Les photographies se sont aussi tout de suite révélées fondamentales pour une autre raison. Non seulement elles permettaient d’exprimer toute la richesse d’une réalité spatiale, mais aussi son atmosphère, qui est difficile à rendre autrement. A ce propos, dans le chapitre dédié aux langages non verbaux de son Trattato di semiotica generale (1975), Umberto Eco, en se référant à Ludwig Wittgenstein, conteste l’idée, répandue parmi les sémiologues, que le langage verbal serait un langage capable de tout signifier. Il réfute l’idée que chaque contenu exprimable par d’autres systèmes sémiotiques non verbaux puisse être traduit en langage verbal. Pour Eco, même s’il est vrai que la plupart des contenus non verbaux peuvent être exprimés par des paroles, de vastes parties d’entre eux ne sont pas traduisibles en langage verbal (1975, pp. 232-235).

Ce que les mots ne disent pas.

Les images permettaient aussi de saisir les écarts entre les discours employés par les interviewés et la réalité. Ces écarts sont dus en premier lieu aux difficultés de verbalisation. Comme on l’a pu constater, la décoration domestique fait partie de l’ordre du taken for granted, comme dirait Erving Goffman. « Cela va de soi », « j’ai toujours voulu faire comme ça » sont les réponses des interviewés dans le cadre d’une enquête qui sondait les goûts et les négociations des couples face à la décoration domestique (Eleb, 2004). Dans le cadre de notre étude, les interviewés nous ont dit : « L’appartement est un peu comme tu le vois », « c’est un peu comme ça, une chose qui te vient naturellement ». Les stratégies de décoration sont souvent inconscientes. Étant intériorisées, elles échappent au registre verbal et sont présentées, dans certains cas, comme le fruit de dispositions naturelles. Si, en effet, il y a une relation de circularité entre représentation discursive et représentation faite à travers l’ameublement, en utilisant les photographies, il est possible de saisir ce qui, dans la trame du discours, reste elliptique.

A ce propos, une source d’inspiration a été le recueil de nouvelles de Raymond Carver What We Talk About When We Talk About Love (1981). Dans ces nouvelles, centrées sur la vie de couples de la classe moyenne américaine, la description de l’espace domestique et de ses objets n’est pas un simple support à la narration. Elle constitue une composante active de l’histoire. Construit autour de la stratégie rhétorique de l’ellipse, c’est-à-dire de l’omission d’un ou plusieurs éléments nécessaires à la compréhension de l’histoire, le récit reste toujours incomplet. C’est la simple description que Raymond Carver fait des pièces et des objets qui permet au lecteur de combler les lacunes laissées par l’intrigue et de deviner ce qui s’est passé.
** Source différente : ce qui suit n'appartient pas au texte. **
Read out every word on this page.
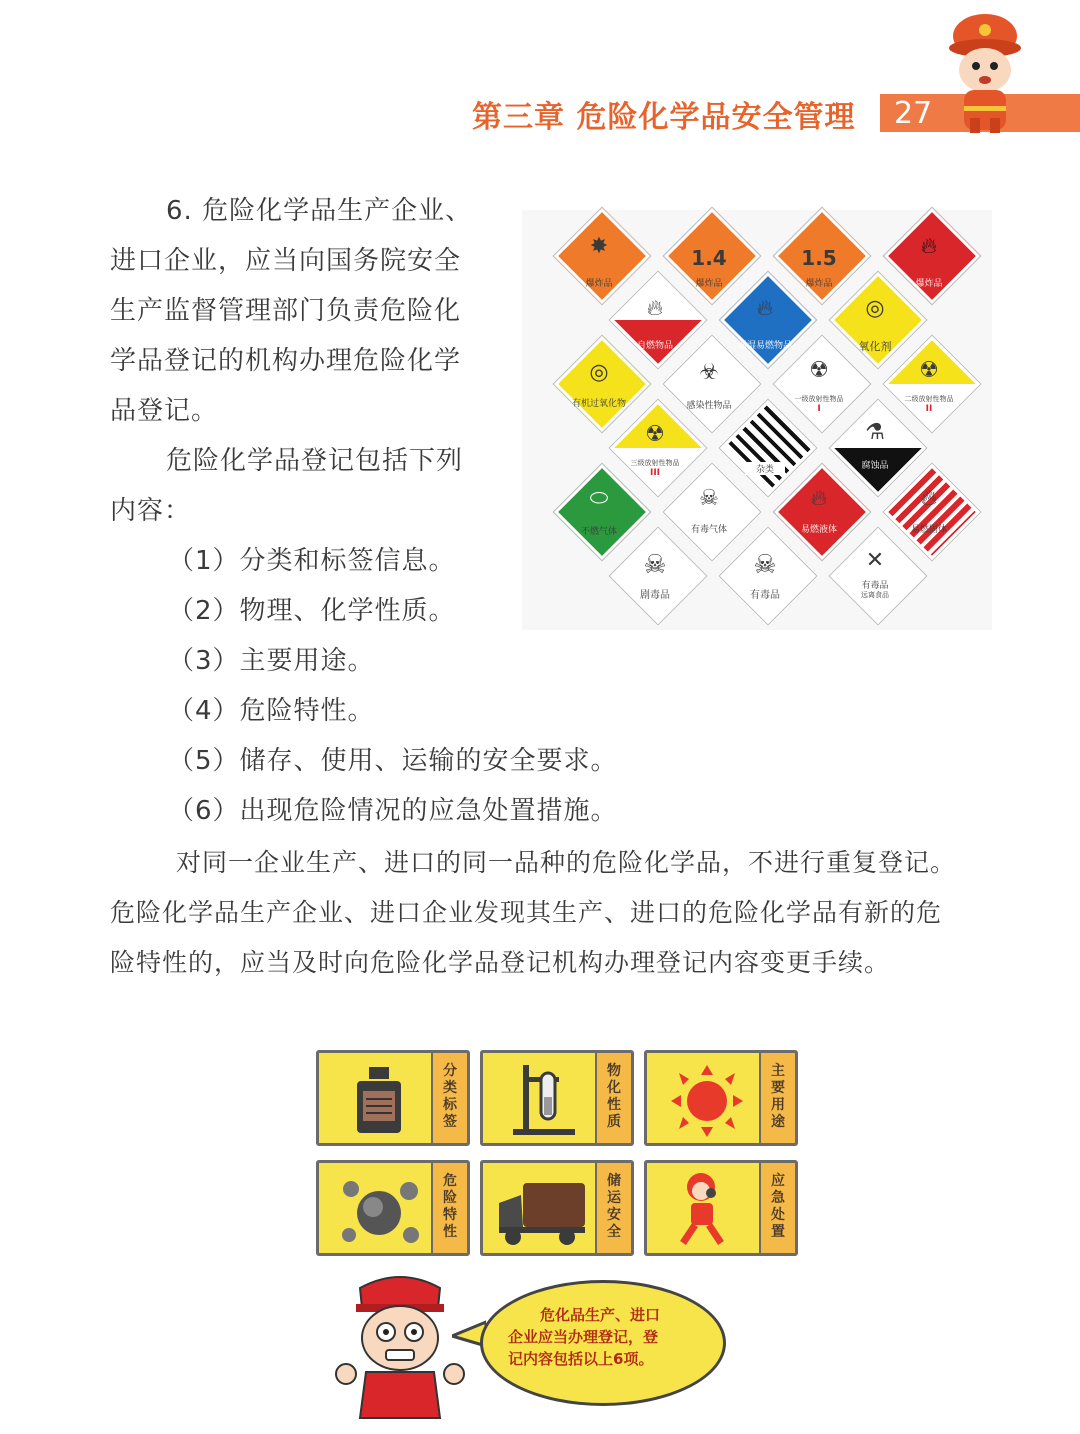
第三章 危险化学品安全管理 27
6. 危险化学品生产企业、
进口企业，应当向国务院安全
生产监督管理部门负责危险化
学品登记的机构办理危险化学
品登记。
危险化学品登记包括下列
内容：
（1）分类和标签信息。
（2）物理、化学性质。
（3）主要用途。
（4）危险特性。
（5）储存、使用、运输的安全要求。
（6）出现危险情况的应急处置措施。
对同一企业生产、进口的同一品种的危险化学品，不进行重复登记。
危险化学品生产企业、进口企业发现其生产、进口的危险化学品有新的危
险特性的，应当及时向危险化学品登记机构办理登记内容变更手续。
✸
爆炸品
1.4
爆炸品
1.5
爆炸品
🔥︎
爆炸品
🔥︎
自燃物品
🔥︎
遇湿易燃物品
◎
氧化剂
◎
有机过氧化物
☣
感染性物品
☢
一级放射性物品
I
☢
二级放射性物品
II
☢
三级放射性物品
III	杂类
⚗
腐蚀品
⬭
不燃气体
☠
有毒气体
🔥︎
易燃液体
🔥︎
易燃固体
☠
剧毒品
☠
有毒品
✕
有毒品
远离食品
分类标签
物化性质
主要用途
危险特性
储运安全
应急处置
危化品生产、进口
企业应当办理登记，登
记内容包括以上6项。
Comme dans une recherche photographique sur l’espace du séjour récemment publiée par la photographe et philosophe Hortense Soichet, menée dans des appartements du quartier de la Goutte d’Or à Paris, les habitants ne sont jamais photographiés, mais toute leur vie transparaît en filigrane. Tout leur univers émerge « par métonymie », comme nous le rappelle bien Paul Ardenne dans la préface, à travers les objets et les configurations spatiales (Soichet 2011). De manière analogue, la recherche menée par une équipe de sociologues, anthropologues, psychologues et économistes de l’UCLA en 2012 sur la vie domestique de trente-deux familles résidant à Los Angeles (Arnold, Graesch, Ragazzini, Ochs 2012) aurait été beaucoup moins fine et parlante sans la riche collection d’images, de cartes et d’infographies qui l’accompagnent. Ces images, réparties par thématiques (tolérance au désordre, interaction entre membres du ménage, usage des pièces, rapport à la nourriture, etc.) ont constitué la base de données, à côté d’autres données qualitatives et quantitatives classiques, d’une analyse très détaillée, conduite avec les méthodes propres à l’ethnoarchéologie. Avec ce type de démarche, la culture matérielle propre à la classe moyenne des États-Unis d’aujourd’hui est exprimée de manière immédiate et en même temps très pointue.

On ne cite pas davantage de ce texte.